Los sábados que tengo libres, a las diez de la mañana todavía estoy empijamada, después de haber desayunado, dándome vueltas en la cama o forcejeando con el sueño para no volver a dormirme mientras leo algo. La verdad es que siempre termino dormida hasta el mediodía; siempre, a excepción de las veces que mi teléfono celular suena y me despierta para escuchar del otro lado la voz impersonal –falsamente cortés– de un vendedor que por alguna razón sabe cómo me llamo, cuál es mi número de teléfono y no tiene ningún reparo en interrumpir lo que sea que yo esté haciendo para intentar convencerme de que necesito comprar lo que sus jefes venden.

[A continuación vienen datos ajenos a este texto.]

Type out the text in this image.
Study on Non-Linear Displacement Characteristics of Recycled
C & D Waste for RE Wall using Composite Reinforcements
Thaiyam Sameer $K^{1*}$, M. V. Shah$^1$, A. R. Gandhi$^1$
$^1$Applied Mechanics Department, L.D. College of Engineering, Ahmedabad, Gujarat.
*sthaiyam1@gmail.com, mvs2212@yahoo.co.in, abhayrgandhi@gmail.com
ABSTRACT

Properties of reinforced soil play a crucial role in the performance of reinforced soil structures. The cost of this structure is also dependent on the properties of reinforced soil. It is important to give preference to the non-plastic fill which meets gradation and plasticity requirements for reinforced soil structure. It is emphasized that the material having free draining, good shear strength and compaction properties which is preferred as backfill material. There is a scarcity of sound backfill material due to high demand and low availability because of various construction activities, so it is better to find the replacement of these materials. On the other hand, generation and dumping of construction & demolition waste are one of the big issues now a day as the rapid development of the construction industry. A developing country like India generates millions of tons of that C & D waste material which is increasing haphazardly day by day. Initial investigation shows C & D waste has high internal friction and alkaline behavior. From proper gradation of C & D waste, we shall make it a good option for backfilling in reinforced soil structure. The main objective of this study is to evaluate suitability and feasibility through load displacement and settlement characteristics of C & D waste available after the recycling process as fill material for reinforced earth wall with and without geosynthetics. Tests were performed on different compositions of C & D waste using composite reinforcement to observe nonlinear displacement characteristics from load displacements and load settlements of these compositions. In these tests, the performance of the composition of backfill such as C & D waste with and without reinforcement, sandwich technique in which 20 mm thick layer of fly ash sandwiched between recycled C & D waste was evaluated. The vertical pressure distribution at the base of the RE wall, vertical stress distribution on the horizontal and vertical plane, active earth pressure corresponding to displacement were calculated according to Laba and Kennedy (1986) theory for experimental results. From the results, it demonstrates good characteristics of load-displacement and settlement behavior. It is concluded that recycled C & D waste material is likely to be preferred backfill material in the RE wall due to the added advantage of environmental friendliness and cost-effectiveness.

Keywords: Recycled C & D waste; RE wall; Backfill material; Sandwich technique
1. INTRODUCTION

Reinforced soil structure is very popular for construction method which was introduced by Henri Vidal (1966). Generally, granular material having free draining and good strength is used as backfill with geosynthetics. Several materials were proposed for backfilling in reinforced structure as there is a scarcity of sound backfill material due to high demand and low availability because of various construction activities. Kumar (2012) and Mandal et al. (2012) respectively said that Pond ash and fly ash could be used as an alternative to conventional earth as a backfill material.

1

Más claro: hace ya algunos años me cayó la maldición de la base de datos. Si todavía no les ha pasado (aunque lo dudo, porque es un maleficio poderosísimo) comparto con ustedes mi desdicha, a ver si pueden echar mano de algún tipo de conjuro que los salve de caer en desgracia.
No lo sé de primera mano, pero intuyo que la maldición que logra que nuestros nombres consten en una lista de potenciales compradores de cualquier cosa se desarrolla en tres sencillas etapas.
Primero, uno –codicioso, como es– solicita una tarjeta de crédito, compra un servicio de telefonía celular o simplemente abre una cuenta en un banco (o cualquier actividad parecida). Segundo, uno –confiado, como es– entrega sus datos personales: nombre, dirección de la casa y/o del trabajo y también sus números de teléfono, para que estas personas con las que estamos firmando un contrato tengan cómo ubicarnos. Y tercero, uno –salado, como es– debe padecer por el resto de la eternidad, por teléfono o por correspondencia, el acoso con fines comerciales de terceros a quienes nunca ha dado información personal.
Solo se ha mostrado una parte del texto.